You can sum columns quite easily:

a_summed = np.sum(a[:,1:3], axis=1)

You can also take the mean of multiple rows:

a_mean = np.mean(a[1:3], axis=0)

All you have to do is replace and delete the remaining columns, so it becomes:

import numpy as np

a_summed = np.sum(a[:,1:3], axis=1)
a[:, 1] = a_summed
a = np.delete(a, 2, 1)
a_mean = np.mean(a[1:3], axis=0)
a[1] = a_mean
a = np.delete(a, 2, 0)
print(a)

Upvotes: 2

hpaulj
hpaulj

Reputation: 231530

In [68]: x = [[0.5,  0.3,  0.1,  0.1], 
    ...:      [0.4,  0.1,  0.3,  0.2], 
    ...:      [0.4,  0.3,  0.2,  0.1], 
    ...:      [0.6,  0.1,  0.1,  0.2]]                                                           
In [69]: x=np.array(x)

ufunc like np.add have a reduceat method that lets us perform the action over groups of rows or columns. With that the first reduction is easy (but takes a little playing to understand the parameters):

In [70]: np.add.reduceat(x,[0,1,3], axis=1)                                                      
Out[70]: 
array([[0.5, 0.4, 0.1],
       [0.4, 0.4, 0.2],
       [0.4, 0.5, 0.1],
       [0.6, 0.2, 0.2]])

Apparently mean is not a ufunc, so I had to settle for add to reduce the rows:

In [71]: np.add.reduceat(Out[70],[0,1,3],axis=0)                                                 
Out[71]: 
array([[0.5, 0.4, 0.1],
       [0.8, 0.9, 0.3],
       [0.6, 0.2, 0.2]])

and then divide by the row count to get the mean.

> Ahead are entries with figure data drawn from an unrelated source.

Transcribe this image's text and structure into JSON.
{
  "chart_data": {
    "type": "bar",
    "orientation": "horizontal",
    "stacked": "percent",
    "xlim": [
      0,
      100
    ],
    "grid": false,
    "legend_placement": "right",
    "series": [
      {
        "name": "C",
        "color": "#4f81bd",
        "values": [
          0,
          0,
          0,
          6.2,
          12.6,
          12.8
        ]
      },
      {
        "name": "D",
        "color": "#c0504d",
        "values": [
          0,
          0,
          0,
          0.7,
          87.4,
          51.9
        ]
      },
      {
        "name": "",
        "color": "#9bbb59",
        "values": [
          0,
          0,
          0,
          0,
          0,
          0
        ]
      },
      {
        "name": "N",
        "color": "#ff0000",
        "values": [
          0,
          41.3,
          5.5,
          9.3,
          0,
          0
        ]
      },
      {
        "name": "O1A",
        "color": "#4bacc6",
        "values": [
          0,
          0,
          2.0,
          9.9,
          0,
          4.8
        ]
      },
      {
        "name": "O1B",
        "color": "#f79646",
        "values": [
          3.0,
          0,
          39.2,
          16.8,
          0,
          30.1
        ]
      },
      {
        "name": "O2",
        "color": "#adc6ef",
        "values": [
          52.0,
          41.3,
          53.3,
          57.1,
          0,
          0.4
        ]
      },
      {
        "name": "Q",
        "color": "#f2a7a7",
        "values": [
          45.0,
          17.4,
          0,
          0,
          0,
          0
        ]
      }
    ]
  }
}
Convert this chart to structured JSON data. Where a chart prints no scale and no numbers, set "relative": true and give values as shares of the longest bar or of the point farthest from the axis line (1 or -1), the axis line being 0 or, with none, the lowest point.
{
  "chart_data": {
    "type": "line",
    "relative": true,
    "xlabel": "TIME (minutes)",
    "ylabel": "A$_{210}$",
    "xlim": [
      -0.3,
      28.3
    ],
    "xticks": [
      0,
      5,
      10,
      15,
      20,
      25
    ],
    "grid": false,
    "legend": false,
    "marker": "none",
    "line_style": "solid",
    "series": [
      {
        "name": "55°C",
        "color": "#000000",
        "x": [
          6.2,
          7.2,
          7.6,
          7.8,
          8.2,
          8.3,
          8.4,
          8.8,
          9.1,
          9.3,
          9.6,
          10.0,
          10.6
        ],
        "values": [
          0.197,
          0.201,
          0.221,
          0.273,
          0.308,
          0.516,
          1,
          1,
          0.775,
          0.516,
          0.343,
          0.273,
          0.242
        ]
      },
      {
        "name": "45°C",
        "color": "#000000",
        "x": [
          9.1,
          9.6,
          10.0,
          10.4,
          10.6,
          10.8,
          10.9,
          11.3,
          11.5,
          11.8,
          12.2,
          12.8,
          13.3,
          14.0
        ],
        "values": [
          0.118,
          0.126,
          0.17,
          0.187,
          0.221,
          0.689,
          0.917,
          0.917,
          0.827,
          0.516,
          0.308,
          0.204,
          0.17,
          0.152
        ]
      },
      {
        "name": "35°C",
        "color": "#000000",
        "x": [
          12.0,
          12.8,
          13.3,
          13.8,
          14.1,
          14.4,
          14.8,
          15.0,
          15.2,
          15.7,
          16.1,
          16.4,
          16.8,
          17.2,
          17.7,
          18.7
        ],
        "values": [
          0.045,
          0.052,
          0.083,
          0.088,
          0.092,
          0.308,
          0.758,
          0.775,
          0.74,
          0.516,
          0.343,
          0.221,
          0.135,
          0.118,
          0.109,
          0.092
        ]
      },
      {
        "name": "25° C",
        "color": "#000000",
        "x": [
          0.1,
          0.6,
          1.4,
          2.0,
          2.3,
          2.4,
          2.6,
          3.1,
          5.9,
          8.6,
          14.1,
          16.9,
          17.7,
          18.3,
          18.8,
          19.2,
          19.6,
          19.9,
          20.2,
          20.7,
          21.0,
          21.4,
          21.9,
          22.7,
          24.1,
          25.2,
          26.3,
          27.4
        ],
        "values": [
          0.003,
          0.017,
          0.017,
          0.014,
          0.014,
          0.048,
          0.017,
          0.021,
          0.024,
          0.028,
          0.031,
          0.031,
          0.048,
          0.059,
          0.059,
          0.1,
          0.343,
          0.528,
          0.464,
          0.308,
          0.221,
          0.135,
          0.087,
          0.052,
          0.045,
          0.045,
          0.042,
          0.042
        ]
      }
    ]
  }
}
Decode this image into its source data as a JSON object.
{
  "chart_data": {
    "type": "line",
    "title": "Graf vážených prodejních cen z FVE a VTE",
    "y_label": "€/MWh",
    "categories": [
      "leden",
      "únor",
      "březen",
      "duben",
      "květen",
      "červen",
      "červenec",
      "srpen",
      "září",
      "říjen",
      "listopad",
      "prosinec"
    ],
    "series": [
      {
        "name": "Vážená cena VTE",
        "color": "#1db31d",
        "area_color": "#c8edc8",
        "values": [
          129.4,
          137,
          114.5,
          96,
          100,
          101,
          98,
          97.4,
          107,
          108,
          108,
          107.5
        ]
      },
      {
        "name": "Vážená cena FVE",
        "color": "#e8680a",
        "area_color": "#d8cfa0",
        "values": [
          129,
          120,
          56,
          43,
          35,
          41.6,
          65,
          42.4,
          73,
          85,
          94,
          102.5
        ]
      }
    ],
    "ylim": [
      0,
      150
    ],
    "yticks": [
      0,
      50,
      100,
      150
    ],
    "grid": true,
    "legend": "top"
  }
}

I could generalize that to use the same [0,1,3] used in the reduceat, but for now just use a column array:

In [72]: np.add.reduceat(Out[70],[0,1,3],axis=0)/np.array([1,2,1])[:,None]                       
Out[72]: 
array([[0.5 , 0.4 , 0.1 ],
       [0.4 , 0.45, 0.15],
       [0.6 , 0.2 , 0.2 ]])

and the whole thing in one expression:

In [73]: np.add.reduceat(np.add.reduceat(x,[0,1,3], axis=1),[0,1,3],axis=0)/ np.array([1,2,1])[:,None]                                                                                    
Out[73]: 
array([[0.5 , 0.4 , 0.1 ],
       [0.4 , 0.45, 0.15],
       [0.6 , 0.2 , 0.2 ]])

Upvotes: 1

jodobear
jodobear

Reputation: 51

Since you are changing the original matrix size it would be better to do it in two steps as mentioned in the previous answers but, if you want to do it in one command, you could do it as follows and it makes for a nice generalized solution:

import numpy as np

x = np.array(([0.5,  0.3,  0.1,  0.1, 1],
                [0.4,  0.1,  0.3,  0.2, 1],
                [0.4,  0.3,  0.2,  0.1, 1],
                [0.6,  0.1,  0.1,  0.2, 1]))

def sum_columns(matrix, col_start, col_end):
    return np.column_stack((matrix[:, 0:col_start],
                            np.sum(matrix[:, col_start:col_end + 1], axis=1),
                            matrix[:, col_end + 1:]))

def avgRows_summedColumns(matrix, row_start, row_end):
    return np.row_stack((matrix[0:row_start, :],
                        np.mean(matrix[row_start:row_end + 1, :], axis=0),
                        matrix[row_end:-1, :]))

# call the entire operation in one command
print(avgRows_summedColumns(sum_columns(x, 1, 2), 1, 2))

This way it doesn't matter how big your matrix is.